Culture

Jazz Legend Dies at 95

SAX SAYONARA

Sonny Rollins, the tenor saxophonist who dueled with John Coltrane and wrote the jazz standard ‘St. Thomas,’ died at home.

U.S. President Barack Obama shakes hands with jazz musician Sonny Rollins
Jason Reed/REUTERS/Jason Reed /File Photo

Sonny Rollins, the tenor saxophonist known as the “Saxophone Colossus,” has died at the age of 95. Rollins died at his home in Woodstock, New York, on Monday, a spokesperson told the Associated Press, citing no specific cause, but revealing he had been housebound due to physical ailments for the past few years. Born in Harlem in 1930, Rollins sharpened his craft in his late teens before bebop icons Charlie Parker, Thelonious Monk, and Miles Davis took him under their wing.

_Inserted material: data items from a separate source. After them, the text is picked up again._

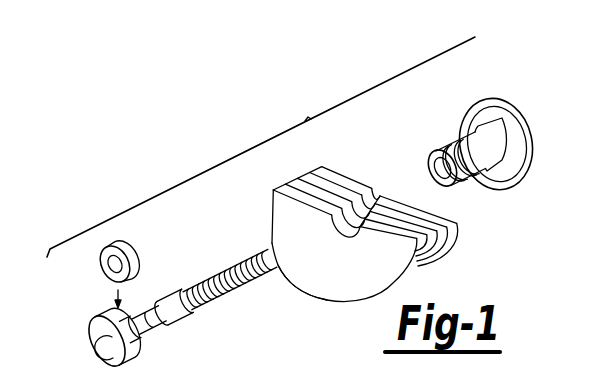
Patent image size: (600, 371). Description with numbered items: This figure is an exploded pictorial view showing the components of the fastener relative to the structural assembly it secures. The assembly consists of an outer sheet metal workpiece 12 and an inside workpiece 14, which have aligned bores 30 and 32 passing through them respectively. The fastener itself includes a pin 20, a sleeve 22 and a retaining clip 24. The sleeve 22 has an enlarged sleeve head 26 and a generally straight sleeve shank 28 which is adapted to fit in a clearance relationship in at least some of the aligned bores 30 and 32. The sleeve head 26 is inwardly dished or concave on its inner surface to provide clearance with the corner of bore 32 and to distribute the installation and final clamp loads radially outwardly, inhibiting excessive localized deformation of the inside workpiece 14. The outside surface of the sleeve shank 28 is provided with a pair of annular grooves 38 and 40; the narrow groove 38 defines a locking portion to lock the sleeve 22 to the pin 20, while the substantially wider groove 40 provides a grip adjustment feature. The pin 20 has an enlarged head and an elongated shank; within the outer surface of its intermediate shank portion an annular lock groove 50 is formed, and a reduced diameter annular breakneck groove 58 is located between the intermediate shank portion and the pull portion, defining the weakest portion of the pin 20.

The workpiece 12 is at (286, 181).
The workpiece 14 is at (305, 175).
The pin 20 is at (238, 222).
The sleeve 22 is at (445, 127).
The retaining clip 24 is at (142, 236).
The sleeve head 26 is at (500, 100).
The sleeve shank 28 is at (470, 178).
The bore 30 is at (312, 288).
The bore 32 is at (381, 194).
The annular groove 38 is at (299, 360).
The annular groove 40 is at (273, 362).
The lock groove 50 is at (149, 343).
The breakneck groove 58 is at (172, 324).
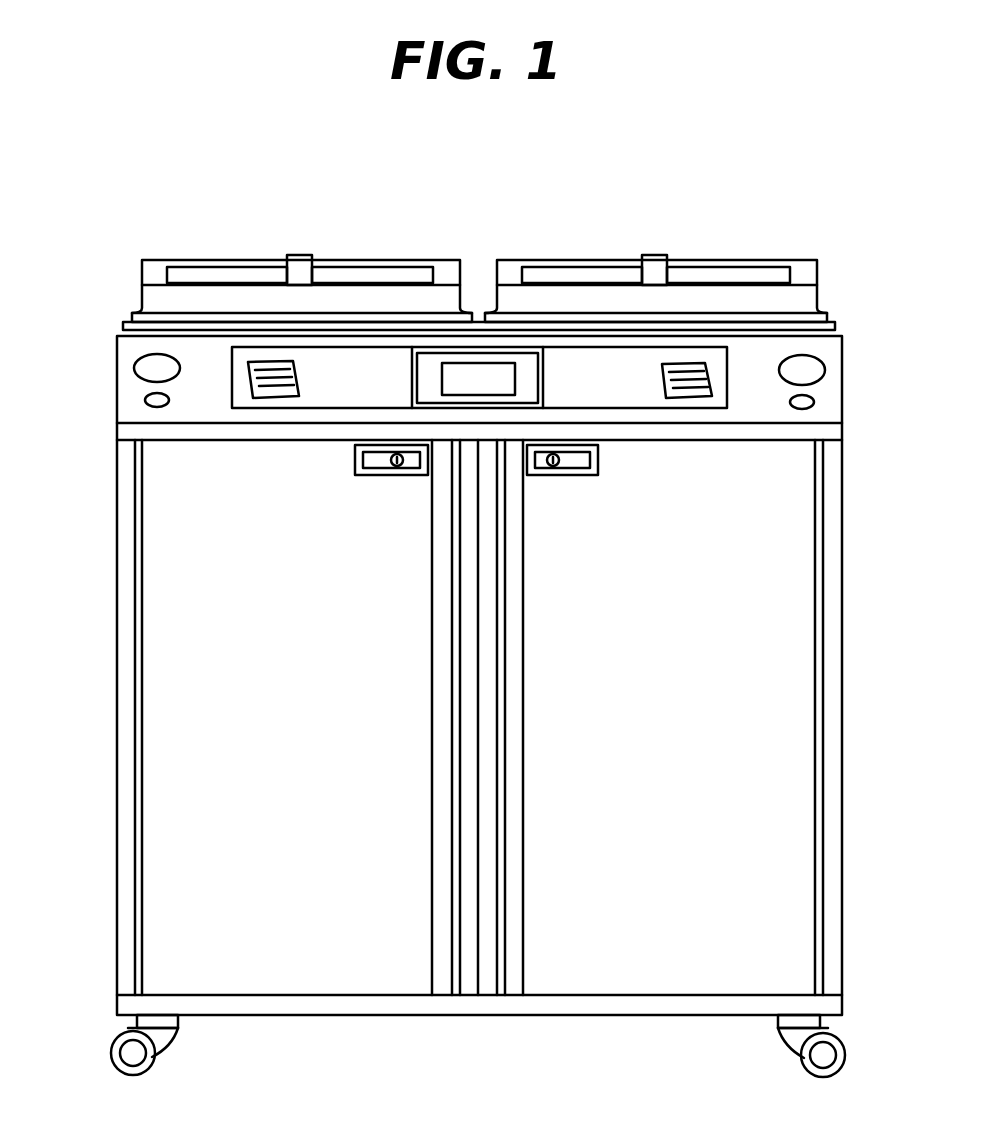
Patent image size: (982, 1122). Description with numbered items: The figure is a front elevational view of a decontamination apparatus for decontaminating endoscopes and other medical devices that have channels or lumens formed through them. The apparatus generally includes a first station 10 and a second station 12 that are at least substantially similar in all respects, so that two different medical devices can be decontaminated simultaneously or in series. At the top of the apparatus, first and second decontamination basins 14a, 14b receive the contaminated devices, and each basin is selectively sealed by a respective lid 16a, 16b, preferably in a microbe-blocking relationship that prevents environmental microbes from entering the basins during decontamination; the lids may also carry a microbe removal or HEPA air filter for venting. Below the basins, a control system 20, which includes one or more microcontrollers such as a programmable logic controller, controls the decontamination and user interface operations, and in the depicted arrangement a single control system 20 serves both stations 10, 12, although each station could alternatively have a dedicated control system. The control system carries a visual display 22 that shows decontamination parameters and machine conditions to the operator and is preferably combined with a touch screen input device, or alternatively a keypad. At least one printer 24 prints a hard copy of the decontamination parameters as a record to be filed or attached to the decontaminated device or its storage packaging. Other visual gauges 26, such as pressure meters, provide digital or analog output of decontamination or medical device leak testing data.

The first station 10 is at (133, 173).
The second station 12 is at (485, 173).
The first decontamination basin 14a is at (236, 235).
The second decontamination basin 14b is at (716, 232).
The lid 16a is at (305, 254).
The lid 16b is at (646, 254).
The control system 20 is at (568, 384).
The visual display 22 is at (460, 377).
The printer 24 is at (299, 386).
The visual gauges 26 is at (152, 372).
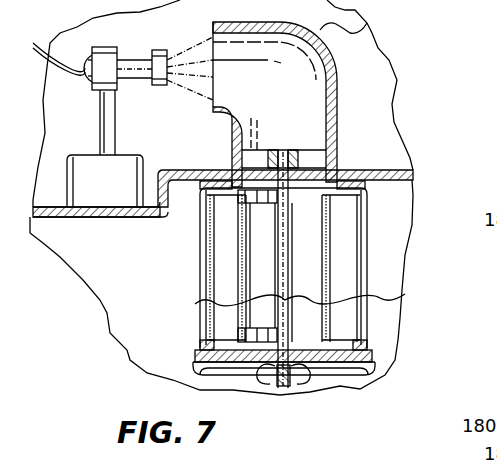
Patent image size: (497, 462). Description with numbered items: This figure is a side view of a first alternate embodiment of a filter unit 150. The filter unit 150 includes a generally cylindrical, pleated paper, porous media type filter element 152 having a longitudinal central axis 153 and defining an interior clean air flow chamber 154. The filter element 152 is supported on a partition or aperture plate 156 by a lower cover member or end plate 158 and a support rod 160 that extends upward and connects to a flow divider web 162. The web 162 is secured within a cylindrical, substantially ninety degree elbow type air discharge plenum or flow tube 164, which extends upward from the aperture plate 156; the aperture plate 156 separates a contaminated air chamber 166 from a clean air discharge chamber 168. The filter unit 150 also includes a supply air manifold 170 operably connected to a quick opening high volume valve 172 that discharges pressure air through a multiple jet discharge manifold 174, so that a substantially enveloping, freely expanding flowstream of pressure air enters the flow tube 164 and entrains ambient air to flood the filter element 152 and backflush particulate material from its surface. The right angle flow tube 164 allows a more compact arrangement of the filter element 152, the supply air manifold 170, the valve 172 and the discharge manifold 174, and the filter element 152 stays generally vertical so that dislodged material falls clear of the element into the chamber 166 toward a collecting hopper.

He composed standards, including “St. Thomas,” “Oleo,” and “Doxy,” and dueled with John Coltrane on 1956’s “Tenor Madness.” The accolades piled up. He won a Grammy Lifetime Achievement Award, the Kennedy Center Honors, and a National Medal of Arts, which President Barack Obama presented at a White House ceremony in 2011. He even guested on the Rolling Stones’ 1981 track “Waiting on a Friend.” Reflecting on mortality, Rollins said in 2009, as reported by Variety, “I think when the creative person ends, he continues in the next existence.”